Surgery for mental illness has been proved effectiveBMJ 1997; 314 doi: https://doi.org/10.1136/bmj.314.7073.75a (Published 04 January 1997) Cite this as: BMJ 1997;314:75
- R P Snaith, Senior lecturer in psychiatrya
- a School of Medicine, Division of Psychiatry and Behavioural Sciences in Relation to Medicine, University of Leeds, St James's University Hospital, Leeds LS9 7TF
Editor–Sandra Goldbeck-Wood reports that Norway has offered compensation to all patients who have had a lobotomy in Norway in the past.1 Her article seems to leave the opponents of psychosurgery on a high moral ground. What the Norwegian fiscal administration chooses to do with presumably surplus money is its own decision, but Goldbeck-Wood's use of the word “victims” implies that patients who had a leucotomy in the past were the subjects of medical misjudgment, if not frank assault; this requires correction.
The fact that the former patients who had a lobotomy in Norway are having to be located by advertisements in the media indicates that they are living out of contact with the hospital services and are not psychoneurological derelicts. The surgical procedure and the selection of patients who were thought likely to benefit were more uncertain decades ago than is the case today. Nevertheless, this must be set against the fact that no other treatments for severe psychotic illnesses were then available; consequently people with such illnesses were often consigned to a life of indescribable torment, usually in the back wards of mental asylums. That psychosurgery produced relief of this distress seemed to justify the difficult decisions involved in offering the treatment.
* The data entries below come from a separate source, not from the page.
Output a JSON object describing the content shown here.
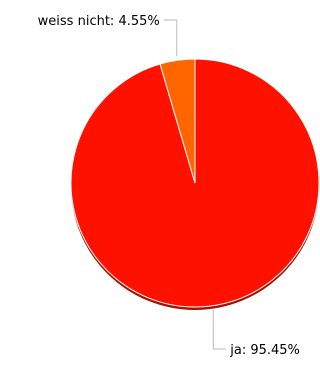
{
  "chart_data": {
    "type": "pie",
    "title": "",
    "slices": [
      {
        "label": "ja",
        "value": 95.45,
        "display": "ja: 95.45%",
        "color": "#ff1100"
      },
      {
        "label": "weiss nicht",
        "value": 4.55,
        "display": "weiss nicht: 4.55%",
        "color": "#ff6600"
      }
    ],
    "start_angle": "12 o'clock",
    "direction": "clockwise",
    "legend": "none",
    "slice_border_color": "#ffffff",
    "shadow_color": "#b00c00"
  }
}
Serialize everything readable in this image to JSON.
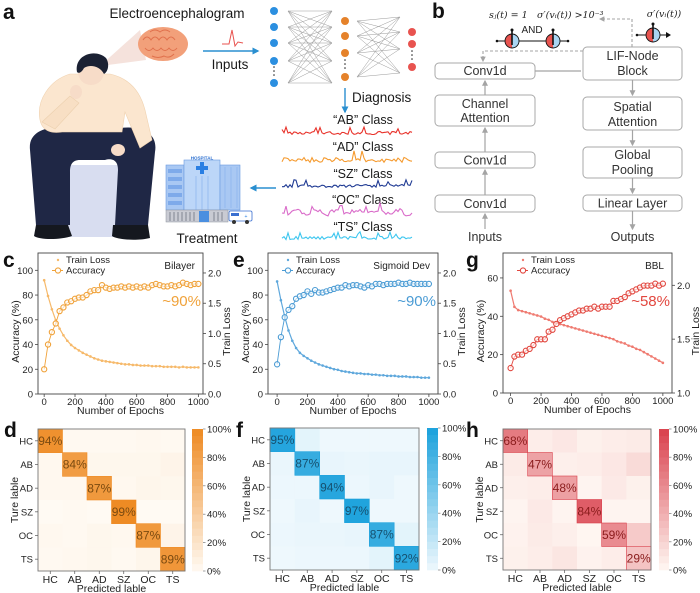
{
  "figure": {
    "panel_labels": {
      "a": "a",
      "b": "b",
      "c": "c",
      "d": "d",
      "e": "e",
      "f": "f",
      "g": "g",
      "h": "h"
    },
    "panel_a": {
      "eeg_title": "Electroencephalogram",
      "inputs_label": "Inputs",
      "diagnosis_label": "Diagnosis",
      "treatment_label": "Treatment",
      "hospital_sign": "HOSPITAL",
      "classes": [
        {
          "label": "“AB” Class",
          "color": "#e8322a"
        },
        {
          "label": "“AD” Class",
          "color": "#f59a2e"
        },
        {
          "label": "“SZ” Class",
          "color": "#1f3a93"
        },
        {
          "label": "“OC” Class",
          "color": "#d96bc9"
        },
        {
          "label": "“TS” Class",
          "color": "#3cc6ef"
        }
      ],
      "network_layer_colors": [
        "#2b8fe0",
        "#e5822a",
        "#e8534f"
      ],
      "arrow_color": "#2a8fd0"
    },
    "panel_b": {
      "formula_spike": "sⱼ(t) = 1",
      "formula_condition": "σ′(vᵢ(t)) >10⁻³",
      "formula_surrogate": "σ′(vᵢ(t))",
      "and_label": "AND",
      "left_column": [
        {
          "lines": [
            "Conv1d"
          ]
        },
        {
          "lines": [
            "Channel",
            "Attention"
          ]
        },
        {
          "lines": [
            "Conv1d"
          ]
        },
        {
          "lines": [
            "Conv1d"
          ]
        }
      ],
      "right_column": [
        {
          "lines": [
            "LIF-Node",
            "Block"
          ]
        },
        {
          "lines": [
            "Spatial",
            "Attention"
          ]
        },
        {
          "lines": [
            "Global",
            "Pooling"
          ]
        },
        {
          "lines": [
            "Linear Layer"
          ]
        }
      ],
      "inputs_label": "Inputs",
      "outputs_label": "Outputs",
      "neuron_colors": {
        "left_half": "#e8534f",
        "right_half": "#a9d5f2"
      }
    }
  },
  "chart_data": [
    {
      "type": "line",
      "panel": "c",
      "title": "Bilayer",
      "annotation": "~90%",
      "xlabel": "Number of Epochs",
      "ylabel": "Accuracy (%)",
      "y2label": "Train Loss",
      "xlim": [
        -40,
        1030
      ],
      "ylim": [
        0,
        114
      ],
      "y2lim": [
        0,
        2.33
      ],
      "xticks": [
        0,
        200,
        400,
        600,
        800,
        1000
      ],
      "yticks": [
        0,
        20,
        40,
        60,
        80,
        100
      ],
      "y2ticks": [
        "0.0",
        "0.5",
        "1.0",
        "1.5",
        "2.0"
      ],
      "grid": false,
      "legend": "top-left",
      "x": [
        0,
        25,
        50,
        75,
        100,
        125,
        150,
        175,
        200,
        225,
        250,
        275,
        300,
        325,
        350,
        375,
        400,
        425,
        450,
        475,
        500,
        525,
        550,
        575,
        600,
        625,
        650,
        675,
        700,
        725,
        750,
        775,
        800,
        825,
        850,
        875,
        900,
        925,
        950,
        975,
        1000
      ],
      "series": [
        {
          "name": "Train Loss",
          "axis": "right",
          "marker": "dot",
          "color": "#f6b96a",
          "values": [
            1.88,
            1.62,
            1.4,
            1.22,
            1.08,
            0.97,
            0.88,
            0.81,
            0.76,
            0.72,
            0.68,
            0.65,
            0.62,
            0.59,
            0.57,
            0.55,
            0.54,
            0.53,
            0.52,
            0.51,
            0.5,
            0.49,
            0.49,
            0.48,
            0.48,
            0.47,
            0.47,
            0.47,
            0.46,
            0.46,
            0.46,
            0.45,
            0.45,
            0.45,
            0.45,
            0.44,
            0.45,
            0.44,
            0.44,
            0.44,
            0.44
          ]
        },
        {
          "name": "Accuracy",
          "axis": "left",
          "marker": "open-circle",
          "color": "#f0a23a",
          "values": [
            20,
            40,
            50,
            57,
            67,
            70,
            74,
            75,
            77,
            78,
            78,
            80,
            83,
            84,
            84,
            88,
            86,
            85,
            86,
            86,
            87,
            86,
            87,
            86,
            87,
            86,
            87,
            86,
            88,
            89,
            88,
            87,
            87,
            88,
            87,
            88,
            90,
            89,
            88,
            89,
            89
          ]
        }
      ]
    },
    {
      "type": "heatmap",
      "panel": "d",
      "xlabel": "Predicted lable",
      "ylabel": "Ture lable",
      "categories": [
        "HC",
        "AB",
        "AD",
        "SZ",
        "OC",
        "TS"
      ],
      "values": [
        [
          94,
          1,
          1,
          1,
          2,
          1
        ],
        [
          2,
          84,
          3,
          3,
          3,
          5
        ],
        [
          2,
          2,
          87,
          2,
          4,
          3
        ],
        [
          0,
          1,
          0,
          99,
          0,
          0
        ],
        [
          2,
          1,
          3,
          2,
          87,
          5
        ],
        [
          1,
          2,
          3,
          1,
          4,
          89
        ]
      ],
      "diagonal_labels": [
        "94%",
        "84%",
        "87%",
        "99%",
        "87%",
        "89%"
      ],
      "colorbar": {
        "range": [
          0,
          100
        ],
        "ticks": [
          "0%",
          "20%",
          "40%",
          "60%",
          "80%",
          "100%"
        ]
      },
      "colormap": [
        "#fffaf3",
        "#ee8a22"
      ],
      "label_color": "#7a4a10"
    },
    {
      "type": "line",
      "panel": "e",
      "title": "Sigmoid Dev",
      "annotation": "~90%",
      "xlabel": "Number of Epochs",
      "ylabel": "Accuracy (%)",
      "y2label": "Train Loss",
      "xlim": [
        -60,
        1060
      ],
      "ylim": [
        0,
        114
      ],
      "y2lim": [
        0,
        2.33
      ],
      "xticks": [
        0,
        200,
        400,
        600,
        800,
        1000
      ],
      "yticks": [
        0,
        20,
        40,
        60,
        80,
        100
      ],
      "y2ticks": [
        "0.0",
        "0.5",
        "1.0",
        "1.5",
        "2.0"
      ],
      "grid": false,
      "legend": "top-left",
      "x": [
        0,
        25,
        50,
        75,
        100,
        125,
        150,
        175,
        200,
        225,
        250,
        275,
        300,
        325,
        350,
        375,
        400,
        425,
        450,
        475,
        500,
        525,
        550,
        575,
        600,
        625,
        650,
        675,
        700,
        725,
        750,
        775,
        800,
        825,
        850,
        875,
        900,
        925,
        950,
        975,
        1000
      ],
      "series": [
        {
          "name": "Train Loss",
          "axis": "right",
          "marker": "dot",
          "color": "#5fa8dc",
          "values": [
            1.86,
            1.55,
            1.28,
            1.05,
            0.88,
            0.76,
            0.68,
            0.63,
            0.59,
            0.55,
            0.52,
            0.49,
            0.47,
            0.45,
            0.43,
            0.41,
            0.4,
            0.38,
            0.37,
            0.36,
            0.35,
            0.34,
            0.34,
            0.33,
            0.33,
            0.32,
            0.32,
            0.31,
            0.31,
            0.3,
            0.3,
            0.3,
            0.29,
            0.29,
            0.29,
            0.28,
            0.28,
            0.28,
            0.27,
            0.27,
            0.27
          ]
        },
        {
          "name": "Accuracy",
          "axis": "left",
          "marker": "open-circle",
          "color": "#4a9bd4",
          "values": [
            24,
            46,
            62,
            68,
            71,
            77,
            79,
            80,
            83,
            81,
            84,
            82,
            82,
            83,
            84,
            85,
            86,
            86,
            88,
            87,
            88,
            88,
            87,
            86,
            88,
            87,
            89,
            89,
            88,
            89,
            89,
            89,
            90,
            89,
            89,
            90,
            89,
            89,
            89,
            89,
            89
          ]
        }
      ]
    },
    {
      "type": "heatmap",
      "panel": "f",
      "xlabel": "Predicted lable",
      "ylabel": "Ture lable",
      "categories": [
        "HC",
        "AB",
        "AD",
        "SZ",
        "OC",
        "TS"
      ],
      "values": [
        [
          95,
          5,
          0,
          0,
          0,
          0
        ],
        [
          2,
          87,
          3,
          2,
          3,
          3
        ],
        [
          1,
          1,
          94,
          1,
          3,
          0
        ],
        [
          0,
          3,
          0,
          97,
          0,
          0
        ],
        [
          1,
          2,
          2,
          3,
          87,
          5
        ],
        [
          0,
          1,
          1,
          1,
          5,
          92
        ]
      ],
      "diagonal_labels": [
        "95%",
        "87%",
        "94%",
        "97%",
        "87%",
        "92%"
      ],
      "colorbar": {
        "range": [
          0,
          100
        ],
        "ticks": [
          "0%",
          "20%",
          "40%",
          "60%",
          "80%",
          "100%"
        ]
      },
      "colormap": [
        "#eef8fd",
        "#1aa1dc"
      ],
      "label_color": "#16506f"
    },
    {
      "type": "line",
      "panel": "g",
      "title": "BBL",
      "annotation": "~58%",
      "xlabel": "Number of Epochs",
      "ylabel": "Accuracy (%)",
      "y2label": "Train Loss",
      "xlim": [
        -50,
        1060
      ],
      "ylim": [
        0,
        73
      ],
      "y2lim": [
        1.0,
        2.3
      ],
      "xticks": [
        0,
        200,
        400,
        600,
        800,
        1000
      ],
      "yticks": [
        0,
        20,
        40,
        60
      ],
      "y2ticks": [
        "1.0",
        "1.5",
        "2.0"
      ],
      "grid": false,
      "legend": "top-left",
      "x": [
        0,
        25,
        50,
        75,
        100,
        125,
        150,
        175,
        200,
        225,
        250,
        275,
        300,
        325,
        350,
        375,
        400,
        425,
        450,
        475,
        500,
        525,
        550,
        575,
        600,
        625,
        650,
        675,
        700,
        725,
        750,
        775,
        800,
        825,
        850,
        875,
        900,
        925,
        950,
        975,
        1000
      ],
      "series": [
        {
          "name": "Train Loss",
          "axis": "right",
          "marker": "dot",
          "color": "#ef7a70",
          "values": [
            1.95,
            1.8,
            1.77,
            1.76,
            1.75,
            1.74,
            1.73,
            1.72,
            1.71,
            1.69,
            1.68,
            1.66,
            1.65,
            1.64,
            1.63,
            1.62,
            1.61,
            1.6,
            1.59,
            1.58,
            1.57,
            1.56,
            1.55,
            1.54,
            1.53,
            1.52,
            1.51,
            1.5,
            1.48,
            1.47,
            1.46,
            1.44,
            1.43,
            1.41,
            1.4,
            1.38,
            1.36,
            1.34,
            1.32,
            1.3,
            1.28
          ]
        },
        {
          "name": "Accuracy",
          "axis": "left",
          "marker": "open-circle",
          "color": "#e2473f",
          "values": [
            13,
            19,
            20,
            20,
            22,
            23,
            25,
            28,
            28,
            28,
            32,
            33,
            36,
            38,
            39,
            40,
            41,
            42,
            43,
            43,
            44,
            44,
            45,
            44,
            45,
            45,
            45,
            48,
            48,
            49,
            50,
            52,
            53,
            54,
            55,
            56,
            56,
            56,
            57,
            56,
            57
          ]
        }
      ]
    },
    {
      "type": "heatmap",
      "panel": "h",
      "xlabel": "Predicted lable",
      "ylabel": "Ture lable",
      "categories": [
        "HC",
        "AB",
        "AD",
        "SZ",
        "OC",
        "TS"
      ],
      "values": [
        [
          68,
          6,
          9,
          4,
          6,
          7
        ],
        [
          7,
          47,
          5,
          6,
          9,
          16
        ],
        [
          5,
          6,
          48,
          2,
          8,
          4
        ],
        [
          2,
          8,
          2,
          84,
          2,
          2
        ],
        [
          3,
          7,
          5,
          1,
          59,
          25
        ],
        [
          4,
          6,
          10,
          3,
          6,
          29
        ]
      ],
      "diagonal_labels": [
        "68%",
        "47%",
        "48%",
        "84%",
        "59%",
        "29%"
      ],
      "colorbar": {
        "range": [
          0,
          100
        ],
        "ticks": [
          "0%",
          "20%",
          "40%",
          "60%",
          "80%",
          "100%"
        ]
      },
      "colormap": [
        "#fff8f3",
        "#d9404c"
      ],
      "label_color": "#8a1c1c"
    }
  ]
}
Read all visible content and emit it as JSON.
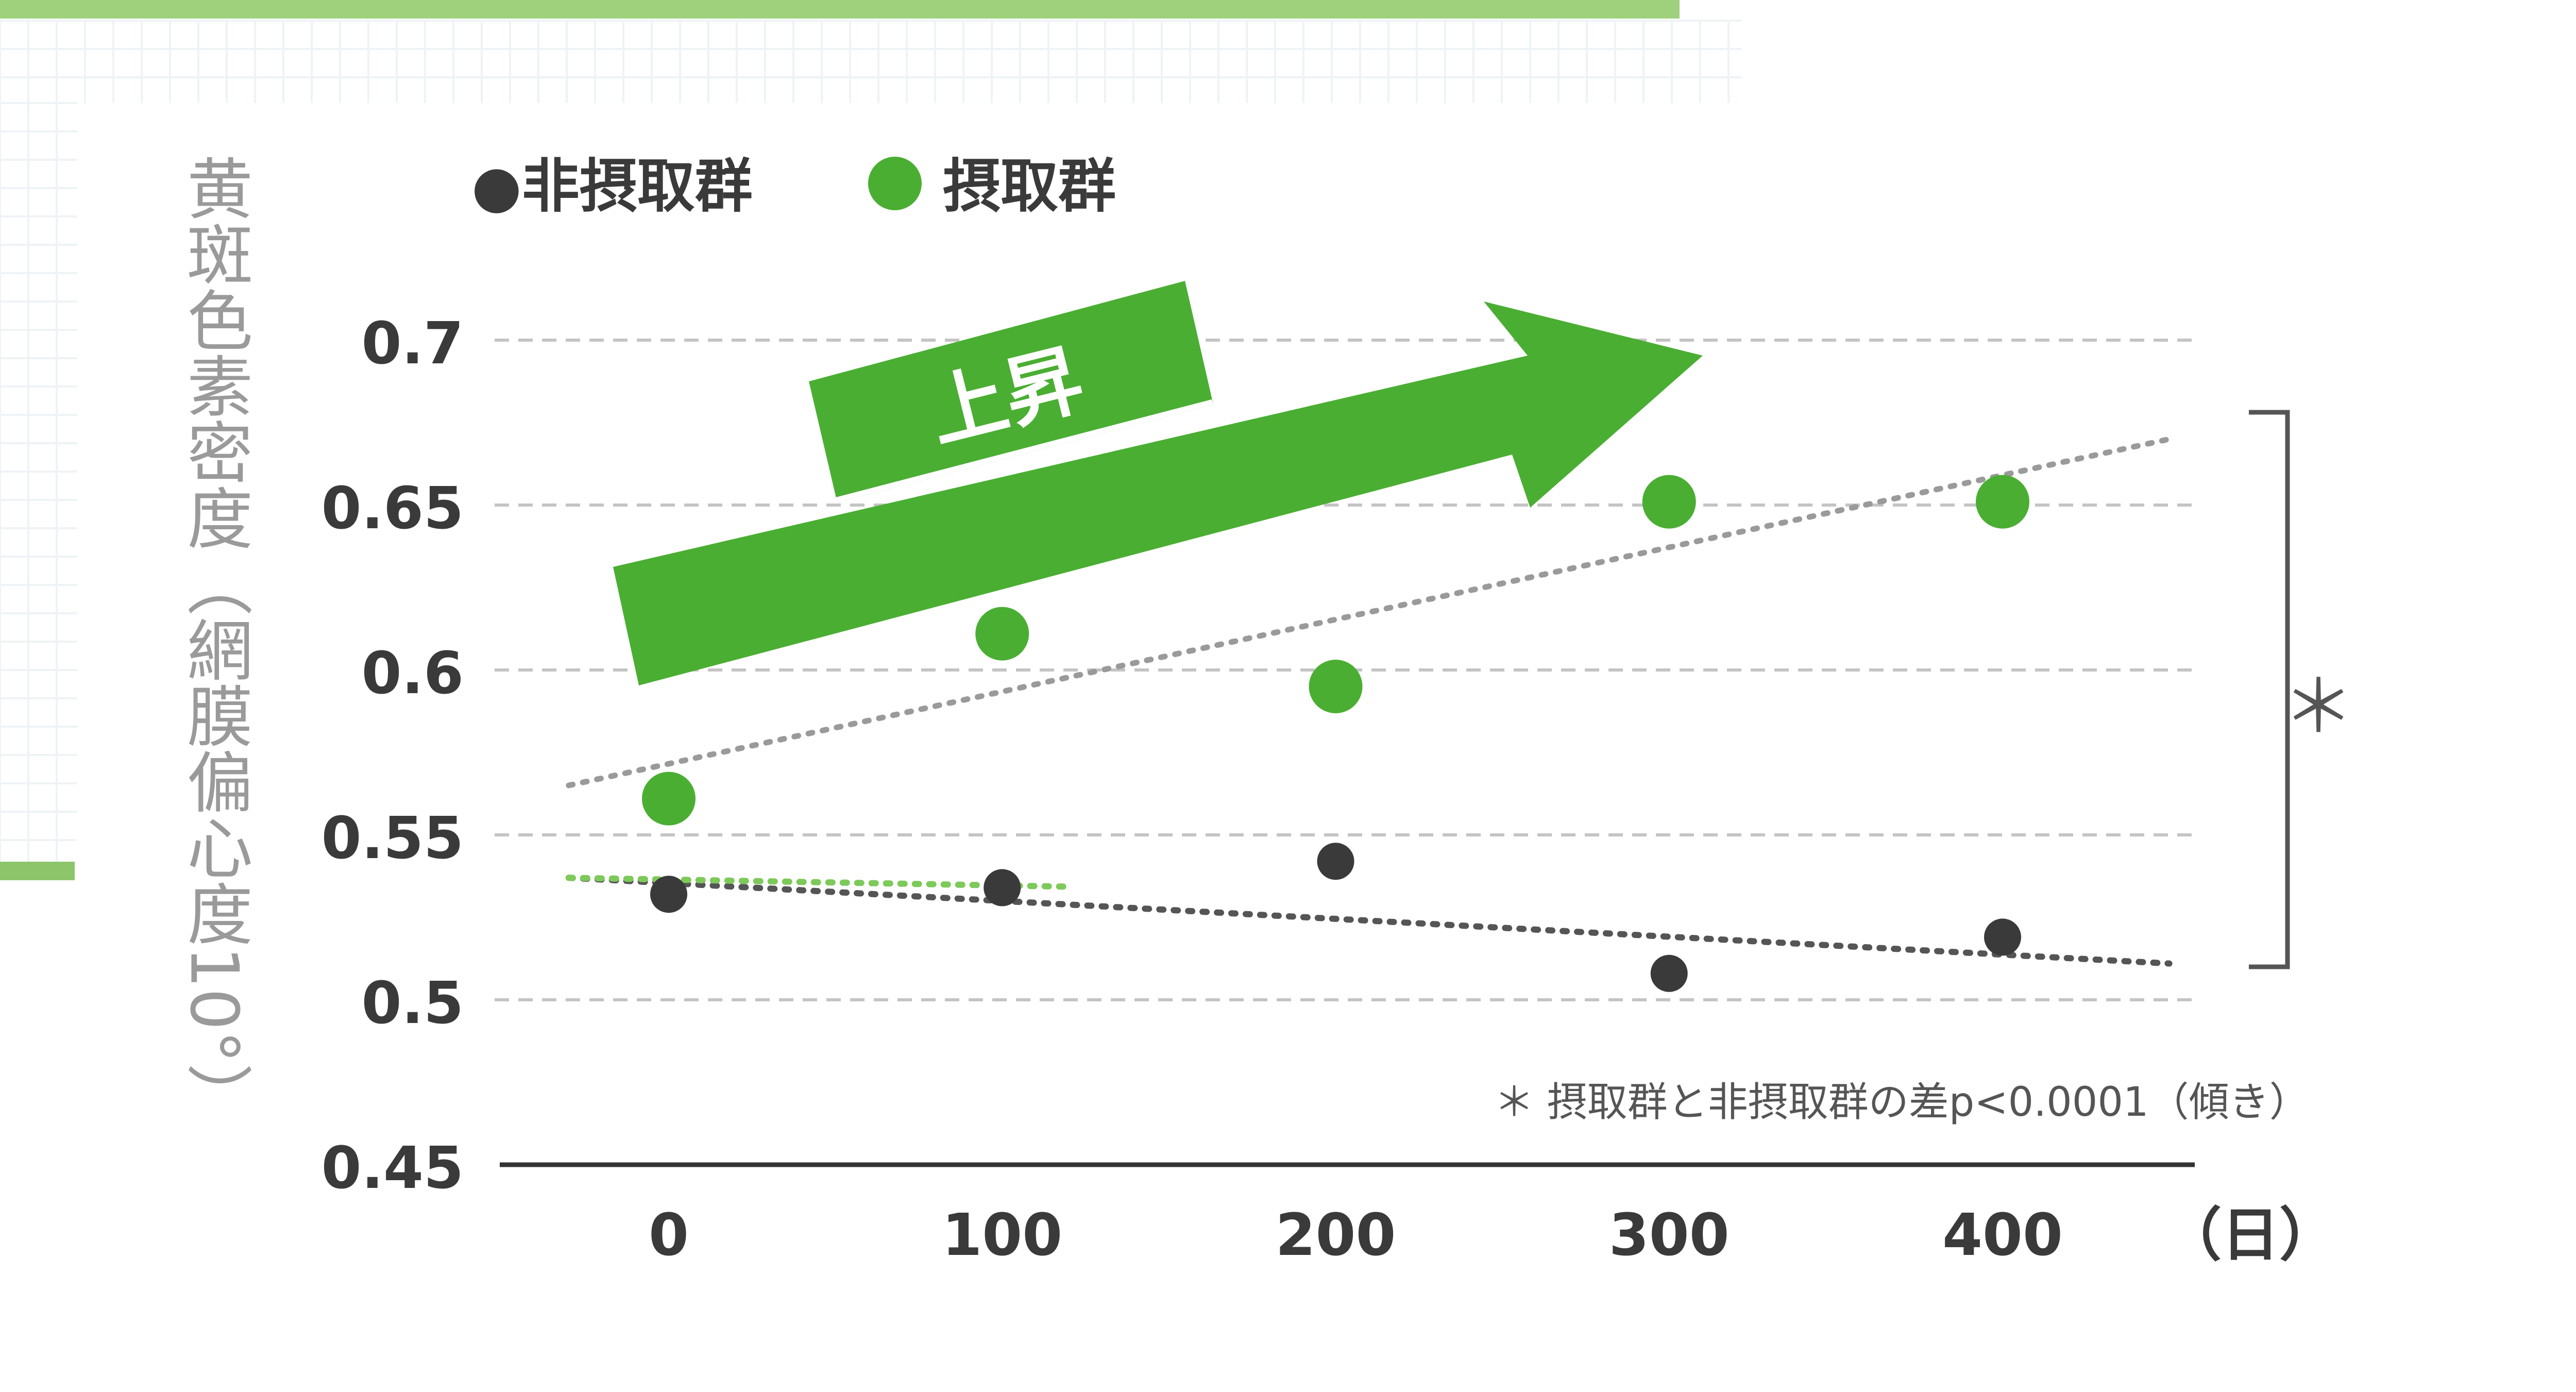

As Bryan Christie pointed out in his article on neurosurgery for mentally ill people in Scotland, psychosurgery has been tarnished by its image in One Flew Over the Cuckoo's Nest 2–that is, of a procedure carried out by vengeful doctors in adversarial relationship with their patient. Since the introduction of psychosurgery the discovery of other methods of treatment has led to a considerable reduction in the need for it. The need does, however, still exist, and audits of the procedure (colleagues and I have just completed our own)3 justify its retention.
Those who inveigh against the practitioners of psychosurgery, claiming some sort of unethical implication in its use, should be reminded of the unethical aspect of withholding information about a proved effective treatment from a patient on the grounds of their personal dislike of such an intervention. They should also be asked what better method they can offer to patients who have failed to respond to all other treatments available.